Ancak şiddet olgusunun giderek farklı kurumlara da sirayet ettiğini biliyoruz. Başta doktorlar olmak üzere, sağlık çalışanlarına uygulanan şiddetin onlarca örneğini son yıllarda çeşitli haberlerde görüyoruz ve okuyoruz. Öğretmenler Günü’nün kutlandığı kasım ayında öğretmen şiddetine maruz kalan çocukların görüntüleri hepimizin hafızasında yer etmiş bulunuyor.
Şiddet konusu, toplumsal gündeme en son Fair Play ödüllü Ankaragücü Başkanı Faruk Koca’nın eylemiyle girdi. Koca, maçın ardından hakem Halil Umut Meler’i sahada yumrukladı ve bunun ardından, diğer bazı görevliler yere düşen Meler’i tekmeledi. Ankaragücü taraftarları da başkanları Koca’yı destekleyen tezahüratta bulundular. Zincirleme şiddet eylemi.
Kuşkusuz ki, bu, sporda karşılaştığımız ilk şiddet olayı değil. Bu ülkede, hem seyirci şiddeti eşliğinde maç yapan takımlar hem de çeşitli şiddet olaylarına karışıp cezalandırılmayan birçok ünlü futbolcu bulunmaktadır.

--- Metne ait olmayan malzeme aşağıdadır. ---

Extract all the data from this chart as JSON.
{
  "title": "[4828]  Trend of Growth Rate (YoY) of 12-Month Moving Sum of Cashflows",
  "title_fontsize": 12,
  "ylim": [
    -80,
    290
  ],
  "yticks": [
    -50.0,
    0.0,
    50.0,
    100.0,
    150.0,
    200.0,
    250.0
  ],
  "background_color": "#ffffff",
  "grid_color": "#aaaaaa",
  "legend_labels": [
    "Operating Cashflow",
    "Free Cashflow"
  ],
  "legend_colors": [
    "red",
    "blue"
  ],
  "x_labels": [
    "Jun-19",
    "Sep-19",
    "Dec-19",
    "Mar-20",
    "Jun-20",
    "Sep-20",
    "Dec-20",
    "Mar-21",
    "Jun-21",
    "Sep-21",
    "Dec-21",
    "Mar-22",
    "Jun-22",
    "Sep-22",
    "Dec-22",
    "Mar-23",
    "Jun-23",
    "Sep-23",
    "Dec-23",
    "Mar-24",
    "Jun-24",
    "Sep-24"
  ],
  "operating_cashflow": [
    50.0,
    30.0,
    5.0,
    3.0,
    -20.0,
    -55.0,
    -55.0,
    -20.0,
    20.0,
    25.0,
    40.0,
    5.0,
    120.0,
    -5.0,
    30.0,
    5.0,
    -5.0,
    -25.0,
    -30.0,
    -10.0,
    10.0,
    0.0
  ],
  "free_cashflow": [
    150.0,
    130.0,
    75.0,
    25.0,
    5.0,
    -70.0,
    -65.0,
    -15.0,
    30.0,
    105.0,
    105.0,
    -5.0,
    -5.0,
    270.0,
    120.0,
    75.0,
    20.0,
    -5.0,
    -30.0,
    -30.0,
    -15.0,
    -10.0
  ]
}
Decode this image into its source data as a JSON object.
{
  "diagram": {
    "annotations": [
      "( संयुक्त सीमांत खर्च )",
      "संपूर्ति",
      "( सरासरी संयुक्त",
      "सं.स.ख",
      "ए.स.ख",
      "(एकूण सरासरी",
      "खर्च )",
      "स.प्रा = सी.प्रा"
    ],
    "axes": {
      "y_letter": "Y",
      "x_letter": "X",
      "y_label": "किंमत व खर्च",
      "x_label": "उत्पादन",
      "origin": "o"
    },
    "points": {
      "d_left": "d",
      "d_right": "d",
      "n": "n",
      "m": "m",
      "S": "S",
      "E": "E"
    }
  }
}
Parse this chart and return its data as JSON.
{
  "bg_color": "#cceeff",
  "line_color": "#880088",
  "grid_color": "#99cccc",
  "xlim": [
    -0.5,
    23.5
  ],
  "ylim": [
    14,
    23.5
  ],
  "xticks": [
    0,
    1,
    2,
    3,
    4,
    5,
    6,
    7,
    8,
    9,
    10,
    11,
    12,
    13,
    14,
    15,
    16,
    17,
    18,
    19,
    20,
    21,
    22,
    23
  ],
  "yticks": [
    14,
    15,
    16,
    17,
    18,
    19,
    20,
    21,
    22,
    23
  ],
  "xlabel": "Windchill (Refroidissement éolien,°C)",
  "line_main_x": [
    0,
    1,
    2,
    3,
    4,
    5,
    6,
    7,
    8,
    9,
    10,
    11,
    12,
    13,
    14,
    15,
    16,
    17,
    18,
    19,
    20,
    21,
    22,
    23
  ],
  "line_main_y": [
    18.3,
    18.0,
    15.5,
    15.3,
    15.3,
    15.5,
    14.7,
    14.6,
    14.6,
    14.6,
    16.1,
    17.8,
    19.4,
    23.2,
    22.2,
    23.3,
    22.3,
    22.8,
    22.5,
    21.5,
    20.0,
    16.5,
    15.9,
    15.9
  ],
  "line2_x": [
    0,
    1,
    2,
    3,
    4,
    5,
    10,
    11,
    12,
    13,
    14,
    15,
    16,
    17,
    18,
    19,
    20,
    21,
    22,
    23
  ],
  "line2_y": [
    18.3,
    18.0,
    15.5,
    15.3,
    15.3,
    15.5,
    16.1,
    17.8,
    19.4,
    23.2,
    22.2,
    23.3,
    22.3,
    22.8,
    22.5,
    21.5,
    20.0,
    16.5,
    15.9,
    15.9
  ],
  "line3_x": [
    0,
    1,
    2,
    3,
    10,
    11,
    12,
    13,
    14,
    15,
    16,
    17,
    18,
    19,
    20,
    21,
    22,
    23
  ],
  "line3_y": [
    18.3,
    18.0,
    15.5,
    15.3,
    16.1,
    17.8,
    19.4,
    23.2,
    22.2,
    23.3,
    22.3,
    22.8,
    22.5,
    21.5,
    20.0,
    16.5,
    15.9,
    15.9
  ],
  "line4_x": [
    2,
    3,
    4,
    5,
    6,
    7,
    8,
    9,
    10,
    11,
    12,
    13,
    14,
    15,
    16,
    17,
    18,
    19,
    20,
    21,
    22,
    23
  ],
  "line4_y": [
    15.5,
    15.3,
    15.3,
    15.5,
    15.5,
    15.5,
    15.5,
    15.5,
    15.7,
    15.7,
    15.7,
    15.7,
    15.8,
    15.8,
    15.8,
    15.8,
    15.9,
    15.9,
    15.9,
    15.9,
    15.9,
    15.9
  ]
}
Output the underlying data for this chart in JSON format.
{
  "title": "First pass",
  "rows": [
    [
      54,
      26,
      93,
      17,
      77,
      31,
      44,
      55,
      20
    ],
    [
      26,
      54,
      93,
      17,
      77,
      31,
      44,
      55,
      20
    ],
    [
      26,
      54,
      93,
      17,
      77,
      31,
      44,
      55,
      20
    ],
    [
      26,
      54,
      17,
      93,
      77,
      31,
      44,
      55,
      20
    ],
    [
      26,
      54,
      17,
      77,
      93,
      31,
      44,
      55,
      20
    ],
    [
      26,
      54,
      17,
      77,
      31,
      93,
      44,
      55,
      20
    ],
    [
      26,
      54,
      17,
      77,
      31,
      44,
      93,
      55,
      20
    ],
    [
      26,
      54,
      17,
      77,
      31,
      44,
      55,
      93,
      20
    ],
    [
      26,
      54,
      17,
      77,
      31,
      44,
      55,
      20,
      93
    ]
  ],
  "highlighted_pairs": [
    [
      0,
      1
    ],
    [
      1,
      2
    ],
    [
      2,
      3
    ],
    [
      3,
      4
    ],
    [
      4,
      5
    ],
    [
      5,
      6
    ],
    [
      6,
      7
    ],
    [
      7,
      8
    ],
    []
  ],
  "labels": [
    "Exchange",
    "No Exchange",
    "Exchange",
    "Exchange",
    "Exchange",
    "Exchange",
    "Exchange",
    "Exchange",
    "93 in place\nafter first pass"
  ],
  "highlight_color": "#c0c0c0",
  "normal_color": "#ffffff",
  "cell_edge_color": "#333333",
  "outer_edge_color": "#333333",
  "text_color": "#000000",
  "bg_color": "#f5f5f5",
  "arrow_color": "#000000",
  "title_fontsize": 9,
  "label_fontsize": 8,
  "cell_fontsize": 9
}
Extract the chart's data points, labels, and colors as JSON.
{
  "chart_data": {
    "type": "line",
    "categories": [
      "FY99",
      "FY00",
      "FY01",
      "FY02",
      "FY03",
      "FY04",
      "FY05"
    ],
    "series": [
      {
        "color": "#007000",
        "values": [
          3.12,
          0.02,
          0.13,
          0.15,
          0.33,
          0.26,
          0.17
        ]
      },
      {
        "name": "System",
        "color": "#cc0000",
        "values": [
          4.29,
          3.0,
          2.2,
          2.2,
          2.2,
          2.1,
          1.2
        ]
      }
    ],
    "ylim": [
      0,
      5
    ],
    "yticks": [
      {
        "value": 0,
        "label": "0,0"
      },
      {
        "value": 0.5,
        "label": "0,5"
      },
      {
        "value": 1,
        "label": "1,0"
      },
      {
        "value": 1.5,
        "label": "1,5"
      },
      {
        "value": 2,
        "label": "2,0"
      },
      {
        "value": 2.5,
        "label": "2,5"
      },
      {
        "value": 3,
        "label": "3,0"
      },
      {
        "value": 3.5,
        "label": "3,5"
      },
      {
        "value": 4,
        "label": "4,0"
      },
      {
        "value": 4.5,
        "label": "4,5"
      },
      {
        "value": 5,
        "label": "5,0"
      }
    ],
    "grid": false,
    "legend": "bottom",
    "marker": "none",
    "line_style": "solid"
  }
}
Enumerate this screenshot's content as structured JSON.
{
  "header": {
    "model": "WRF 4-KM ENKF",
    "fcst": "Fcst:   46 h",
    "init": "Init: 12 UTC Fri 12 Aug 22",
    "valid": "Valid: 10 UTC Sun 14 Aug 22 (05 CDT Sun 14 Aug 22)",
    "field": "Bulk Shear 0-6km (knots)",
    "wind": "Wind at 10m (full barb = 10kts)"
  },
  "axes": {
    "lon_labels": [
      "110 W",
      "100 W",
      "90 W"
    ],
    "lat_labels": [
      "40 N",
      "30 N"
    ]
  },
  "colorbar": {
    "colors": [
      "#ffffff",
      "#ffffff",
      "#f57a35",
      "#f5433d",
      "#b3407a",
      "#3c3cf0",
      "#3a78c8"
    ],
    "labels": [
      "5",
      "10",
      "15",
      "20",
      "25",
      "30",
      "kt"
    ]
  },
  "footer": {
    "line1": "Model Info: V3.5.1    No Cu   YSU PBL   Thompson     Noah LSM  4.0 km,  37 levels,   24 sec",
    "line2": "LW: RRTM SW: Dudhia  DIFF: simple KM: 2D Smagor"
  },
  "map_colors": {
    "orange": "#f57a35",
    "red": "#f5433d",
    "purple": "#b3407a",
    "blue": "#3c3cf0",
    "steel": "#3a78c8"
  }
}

Hakeme yönelik şiddet büyük bir toplumsal infial yarattı ve hepimiz günlerdir bu olayı konuşuyoruz. Bakalım konu kaç gün daha gündemde kalacak? Her şeyden önemlisi nasıl sonuçlanacak? Hukuk kurumu bu şiddet karşısında nasıl bir sınav verecek?
Nihayetinde adına ister bileşik kaplar prensibi deyin isterseniz konuyu “hangi turşu kavanozunun içindeysen ona benzersin” diyerek özetleyin, meselenin özü tek bir soruda yatıyor. Bu sorunun yanıtı toplumsal geleceğimize yön çizecek: Biz kurumlar arasında bozulan dengeleri değiştirebilecek, yeni bir toplumsal denge tesis edebilecek miyiz? Yoksa hepimiz “25 sene önce doktorlar bizi azarlardı. Şu an biz doktor dövüyoruz. Şu an doktorları beğenmiyoruz, doktor dövüyoruz. O rahatlıktayız. Bunun daha ötesi yok” diyen kadın vatandaşı idolümüz olarak mı kabul edeceğiz?